Objective: To see how the angle of the suns rays changes over time and to relate this to seasonal climate changes.

Materials: 2 rulers

Procedures: 1. Stand one ruler up straight, touching the ground. 2. Measure the length of the shadow. 3. Record in data table. 4. Repeat once weekly, at the same time of day. 5. Answer analysis questions, make graph, and draw conclusions.

Prediction: What will happen to the length of the shadow as time progresses? Quantitative Data: Date and Time Length of Shadow (centimeters)

Graphs:

Make a line graph showing how the length of shadow changed over time. Be sure to label your axis.

Analysis Questions: 1. What happens to the angle of sunlight as summer approaches?

2. Is the sun higher or lower in the sky?

3. Are the suns' rays warmer or colder at these angles?

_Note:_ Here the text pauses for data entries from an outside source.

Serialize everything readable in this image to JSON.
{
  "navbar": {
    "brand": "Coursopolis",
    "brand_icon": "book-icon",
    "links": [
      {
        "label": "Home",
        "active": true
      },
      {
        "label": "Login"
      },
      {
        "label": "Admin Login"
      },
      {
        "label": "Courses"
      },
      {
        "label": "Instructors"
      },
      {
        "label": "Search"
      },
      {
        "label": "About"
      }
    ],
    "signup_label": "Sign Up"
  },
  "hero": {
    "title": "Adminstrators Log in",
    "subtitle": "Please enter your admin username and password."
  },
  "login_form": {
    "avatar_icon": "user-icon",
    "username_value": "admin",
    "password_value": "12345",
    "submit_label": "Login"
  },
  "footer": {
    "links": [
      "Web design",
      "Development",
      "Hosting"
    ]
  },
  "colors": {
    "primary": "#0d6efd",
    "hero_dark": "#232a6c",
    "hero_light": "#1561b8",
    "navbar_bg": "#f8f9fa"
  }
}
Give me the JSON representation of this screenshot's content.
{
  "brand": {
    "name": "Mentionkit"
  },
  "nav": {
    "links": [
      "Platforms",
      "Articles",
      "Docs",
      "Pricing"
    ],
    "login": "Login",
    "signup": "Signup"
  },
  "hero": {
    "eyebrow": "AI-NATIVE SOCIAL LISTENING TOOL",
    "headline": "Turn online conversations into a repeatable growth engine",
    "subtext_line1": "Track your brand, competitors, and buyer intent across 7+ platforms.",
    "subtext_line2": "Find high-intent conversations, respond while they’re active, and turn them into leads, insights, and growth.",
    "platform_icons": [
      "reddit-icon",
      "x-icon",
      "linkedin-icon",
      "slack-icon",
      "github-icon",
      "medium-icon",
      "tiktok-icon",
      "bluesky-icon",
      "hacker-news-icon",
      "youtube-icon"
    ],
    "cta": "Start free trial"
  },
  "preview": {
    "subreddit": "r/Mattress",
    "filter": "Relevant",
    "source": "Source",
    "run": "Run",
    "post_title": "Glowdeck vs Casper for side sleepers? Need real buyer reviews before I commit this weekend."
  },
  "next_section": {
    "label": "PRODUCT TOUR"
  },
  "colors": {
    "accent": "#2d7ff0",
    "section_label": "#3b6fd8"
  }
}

Why?

4. The summer solstice is June 22. This is when the angle of the rays starts to get smaller again. Why is this an important day?

5. Why is does the suns angle change as the year progresses?

6. How does this relate to seasons and climate?

7. Many people think is colder in the winter because Earth is farther from the sun. Is Earth farther from the sun in winter in our hemisphere?

8. Does the angle of insolation change at the equator throughout the year? What does this mean about the climate at the equator?

9. Draw a diagram representing the position of Earth on its axis during each of the seasons. Draw the angle of insolation as well.

10. What was the rate of change for the shadow? How would this rate of change vary depending on your latitude?

Conclusions: Please explain two things you learned from completing this lab. Be sure to use complete sentences.